Thirty years after my parents were pressured into placing me with an adoption agency, I finally reconnected with them. But it was nothing like the neat stories you see on TV
One morning in late September 2023, I discovered by chance that my birth mother had been killed almost a year earlier. The revelation came while I was searching my work email for a stray message. In the bin folder, amid a slurry of irrelevant press releases, lay an unopened email, flagging a long-forgotten Google alert I had set up for her name, Susan Barras. We had been estranged for almost 15 years, so this in itself provoked trepidation. I had cut contact with her when our relationship had finally become too fraught and emotionally exhausting for me to continue. Opening the email, I realised with shock that the alert had been triggered by a probate notice about her estate.

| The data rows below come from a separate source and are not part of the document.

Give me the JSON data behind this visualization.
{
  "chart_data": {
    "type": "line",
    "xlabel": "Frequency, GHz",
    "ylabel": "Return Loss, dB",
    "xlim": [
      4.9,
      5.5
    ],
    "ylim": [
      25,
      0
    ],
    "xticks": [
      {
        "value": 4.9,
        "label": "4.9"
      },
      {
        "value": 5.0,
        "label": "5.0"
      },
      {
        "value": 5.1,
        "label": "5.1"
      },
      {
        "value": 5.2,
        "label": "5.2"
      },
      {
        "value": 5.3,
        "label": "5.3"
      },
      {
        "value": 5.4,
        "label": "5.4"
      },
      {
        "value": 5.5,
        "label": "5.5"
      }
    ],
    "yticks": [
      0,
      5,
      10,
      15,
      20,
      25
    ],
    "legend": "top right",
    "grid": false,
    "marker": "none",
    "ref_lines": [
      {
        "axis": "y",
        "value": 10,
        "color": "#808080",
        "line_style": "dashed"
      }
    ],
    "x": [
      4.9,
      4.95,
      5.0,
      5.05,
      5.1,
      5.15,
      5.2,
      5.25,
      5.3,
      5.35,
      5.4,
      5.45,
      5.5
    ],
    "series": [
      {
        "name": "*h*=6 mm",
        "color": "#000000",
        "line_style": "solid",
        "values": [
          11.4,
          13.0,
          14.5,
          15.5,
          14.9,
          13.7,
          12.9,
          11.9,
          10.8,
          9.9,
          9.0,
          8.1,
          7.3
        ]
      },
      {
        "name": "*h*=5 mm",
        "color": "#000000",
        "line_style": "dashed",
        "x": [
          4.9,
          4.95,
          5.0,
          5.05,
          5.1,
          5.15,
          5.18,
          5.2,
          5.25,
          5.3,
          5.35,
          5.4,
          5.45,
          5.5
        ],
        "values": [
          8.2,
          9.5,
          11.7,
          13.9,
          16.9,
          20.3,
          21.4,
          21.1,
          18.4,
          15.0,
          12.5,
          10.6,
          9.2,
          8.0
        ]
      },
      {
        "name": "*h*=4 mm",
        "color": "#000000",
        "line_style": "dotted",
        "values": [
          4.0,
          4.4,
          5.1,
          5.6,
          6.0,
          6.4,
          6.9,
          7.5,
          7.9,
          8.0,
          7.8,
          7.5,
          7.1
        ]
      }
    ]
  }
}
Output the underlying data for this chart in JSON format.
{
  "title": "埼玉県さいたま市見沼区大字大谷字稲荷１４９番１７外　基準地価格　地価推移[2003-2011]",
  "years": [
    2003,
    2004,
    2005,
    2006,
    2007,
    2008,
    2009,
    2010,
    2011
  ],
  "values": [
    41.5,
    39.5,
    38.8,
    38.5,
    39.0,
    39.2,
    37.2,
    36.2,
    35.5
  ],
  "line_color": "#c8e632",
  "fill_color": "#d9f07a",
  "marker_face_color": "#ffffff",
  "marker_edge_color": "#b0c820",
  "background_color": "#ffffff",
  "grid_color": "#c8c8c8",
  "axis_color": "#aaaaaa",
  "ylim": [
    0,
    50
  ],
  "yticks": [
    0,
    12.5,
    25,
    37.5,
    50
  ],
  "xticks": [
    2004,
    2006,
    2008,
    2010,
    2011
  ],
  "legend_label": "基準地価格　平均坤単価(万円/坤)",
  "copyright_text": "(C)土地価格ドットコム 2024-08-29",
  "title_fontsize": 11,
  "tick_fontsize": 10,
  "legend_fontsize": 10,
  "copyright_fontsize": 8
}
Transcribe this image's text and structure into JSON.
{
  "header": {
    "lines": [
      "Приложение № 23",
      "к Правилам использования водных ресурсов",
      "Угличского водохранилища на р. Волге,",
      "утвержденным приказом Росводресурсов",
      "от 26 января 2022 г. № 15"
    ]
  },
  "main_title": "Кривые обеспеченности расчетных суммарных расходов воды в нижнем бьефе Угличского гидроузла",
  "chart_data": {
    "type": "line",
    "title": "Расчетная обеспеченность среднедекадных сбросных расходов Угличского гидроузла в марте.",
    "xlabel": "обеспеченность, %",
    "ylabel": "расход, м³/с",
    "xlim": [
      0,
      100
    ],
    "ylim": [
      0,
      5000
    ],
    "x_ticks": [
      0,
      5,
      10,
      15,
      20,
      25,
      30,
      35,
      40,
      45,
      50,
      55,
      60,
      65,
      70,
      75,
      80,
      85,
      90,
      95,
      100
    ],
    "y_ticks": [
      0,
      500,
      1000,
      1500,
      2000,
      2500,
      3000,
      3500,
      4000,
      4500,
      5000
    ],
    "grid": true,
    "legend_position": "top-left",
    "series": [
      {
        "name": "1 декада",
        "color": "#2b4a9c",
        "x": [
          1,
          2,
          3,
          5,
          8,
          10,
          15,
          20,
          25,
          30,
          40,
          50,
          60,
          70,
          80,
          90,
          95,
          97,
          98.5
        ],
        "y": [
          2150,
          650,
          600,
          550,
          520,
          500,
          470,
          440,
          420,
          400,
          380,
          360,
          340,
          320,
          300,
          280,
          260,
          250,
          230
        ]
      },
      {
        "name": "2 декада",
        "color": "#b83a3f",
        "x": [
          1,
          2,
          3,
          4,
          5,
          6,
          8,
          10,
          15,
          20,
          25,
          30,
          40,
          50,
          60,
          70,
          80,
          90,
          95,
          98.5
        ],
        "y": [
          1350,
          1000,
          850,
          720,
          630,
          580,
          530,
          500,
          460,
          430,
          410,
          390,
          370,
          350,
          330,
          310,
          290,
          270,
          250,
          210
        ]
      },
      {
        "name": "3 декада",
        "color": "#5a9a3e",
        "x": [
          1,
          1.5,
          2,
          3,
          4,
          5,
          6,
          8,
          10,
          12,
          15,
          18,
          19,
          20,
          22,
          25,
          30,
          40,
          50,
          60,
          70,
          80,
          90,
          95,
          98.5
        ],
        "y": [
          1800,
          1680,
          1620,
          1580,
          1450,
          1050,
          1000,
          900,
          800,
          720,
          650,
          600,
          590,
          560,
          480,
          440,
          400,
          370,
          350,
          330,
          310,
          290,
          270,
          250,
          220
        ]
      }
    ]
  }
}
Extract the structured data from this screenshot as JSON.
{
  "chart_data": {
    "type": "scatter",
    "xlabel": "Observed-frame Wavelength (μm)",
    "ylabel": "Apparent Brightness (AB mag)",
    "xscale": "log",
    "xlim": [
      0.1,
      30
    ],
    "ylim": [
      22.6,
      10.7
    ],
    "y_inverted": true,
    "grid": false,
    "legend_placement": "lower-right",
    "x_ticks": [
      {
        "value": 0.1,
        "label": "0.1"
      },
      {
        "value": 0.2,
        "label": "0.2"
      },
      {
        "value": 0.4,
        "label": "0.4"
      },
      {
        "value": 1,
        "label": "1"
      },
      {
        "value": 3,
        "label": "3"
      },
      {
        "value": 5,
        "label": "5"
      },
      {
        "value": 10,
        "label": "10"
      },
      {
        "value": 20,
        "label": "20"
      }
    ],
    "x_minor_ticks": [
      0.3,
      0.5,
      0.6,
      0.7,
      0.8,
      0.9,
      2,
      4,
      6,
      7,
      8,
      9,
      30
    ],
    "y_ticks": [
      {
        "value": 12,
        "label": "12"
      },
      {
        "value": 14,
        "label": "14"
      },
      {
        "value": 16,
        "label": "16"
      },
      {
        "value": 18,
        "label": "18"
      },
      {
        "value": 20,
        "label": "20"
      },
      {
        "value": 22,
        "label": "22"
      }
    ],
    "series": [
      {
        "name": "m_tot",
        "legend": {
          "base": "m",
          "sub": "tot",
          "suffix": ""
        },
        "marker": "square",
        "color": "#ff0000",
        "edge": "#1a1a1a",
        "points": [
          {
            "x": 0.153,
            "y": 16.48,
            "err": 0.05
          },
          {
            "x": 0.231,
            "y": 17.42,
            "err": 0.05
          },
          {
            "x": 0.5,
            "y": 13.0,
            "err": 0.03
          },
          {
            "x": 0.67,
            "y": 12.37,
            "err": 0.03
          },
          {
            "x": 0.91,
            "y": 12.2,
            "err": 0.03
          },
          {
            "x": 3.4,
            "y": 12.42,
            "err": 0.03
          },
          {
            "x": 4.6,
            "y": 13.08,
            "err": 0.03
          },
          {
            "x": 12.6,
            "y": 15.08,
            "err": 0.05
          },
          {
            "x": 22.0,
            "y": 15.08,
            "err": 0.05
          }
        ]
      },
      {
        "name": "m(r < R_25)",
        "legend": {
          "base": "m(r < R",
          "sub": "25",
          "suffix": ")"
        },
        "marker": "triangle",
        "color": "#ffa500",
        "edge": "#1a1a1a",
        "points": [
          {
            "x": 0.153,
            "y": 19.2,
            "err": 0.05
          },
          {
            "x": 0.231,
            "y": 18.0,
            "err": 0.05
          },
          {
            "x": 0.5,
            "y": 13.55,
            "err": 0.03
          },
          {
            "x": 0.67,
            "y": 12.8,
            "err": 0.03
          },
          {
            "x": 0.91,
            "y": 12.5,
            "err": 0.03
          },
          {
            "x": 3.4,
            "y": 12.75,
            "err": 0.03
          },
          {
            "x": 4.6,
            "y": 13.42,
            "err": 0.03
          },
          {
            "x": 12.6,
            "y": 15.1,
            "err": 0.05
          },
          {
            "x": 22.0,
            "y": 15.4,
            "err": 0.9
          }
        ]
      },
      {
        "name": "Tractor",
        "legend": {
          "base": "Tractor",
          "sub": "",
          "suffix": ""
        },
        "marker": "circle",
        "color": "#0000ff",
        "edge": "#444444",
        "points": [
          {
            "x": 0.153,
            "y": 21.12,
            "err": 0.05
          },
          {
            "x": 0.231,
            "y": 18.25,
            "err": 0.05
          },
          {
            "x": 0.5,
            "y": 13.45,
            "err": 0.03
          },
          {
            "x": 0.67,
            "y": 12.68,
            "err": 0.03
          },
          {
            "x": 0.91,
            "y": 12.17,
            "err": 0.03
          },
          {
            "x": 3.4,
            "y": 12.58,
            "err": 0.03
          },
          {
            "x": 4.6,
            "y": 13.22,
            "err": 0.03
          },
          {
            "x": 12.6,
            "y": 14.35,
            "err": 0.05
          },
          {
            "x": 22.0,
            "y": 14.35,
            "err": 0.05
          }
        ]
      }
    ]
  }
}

Susan was only 69 when she died, and my first thought was that the breast cancer she was being treated for when we were in touch had returned. My second was the realisation that both my birth parents were now dead – my birth father had died of liver failure in late 2018, aged 70. But then the unfamiliar name listed on the probate notice, Suzann Doyle, captured my attention. Underneath this was confirmation that my birth mother had changed her name. Her address at the time of her death posed further questions. It was not that of the large detached house in Guildford I had visited just once, a few months after we were reunited, where she had lived with her husband. This address was for a tiny one-bed retirement flat overlooking Guildford train station.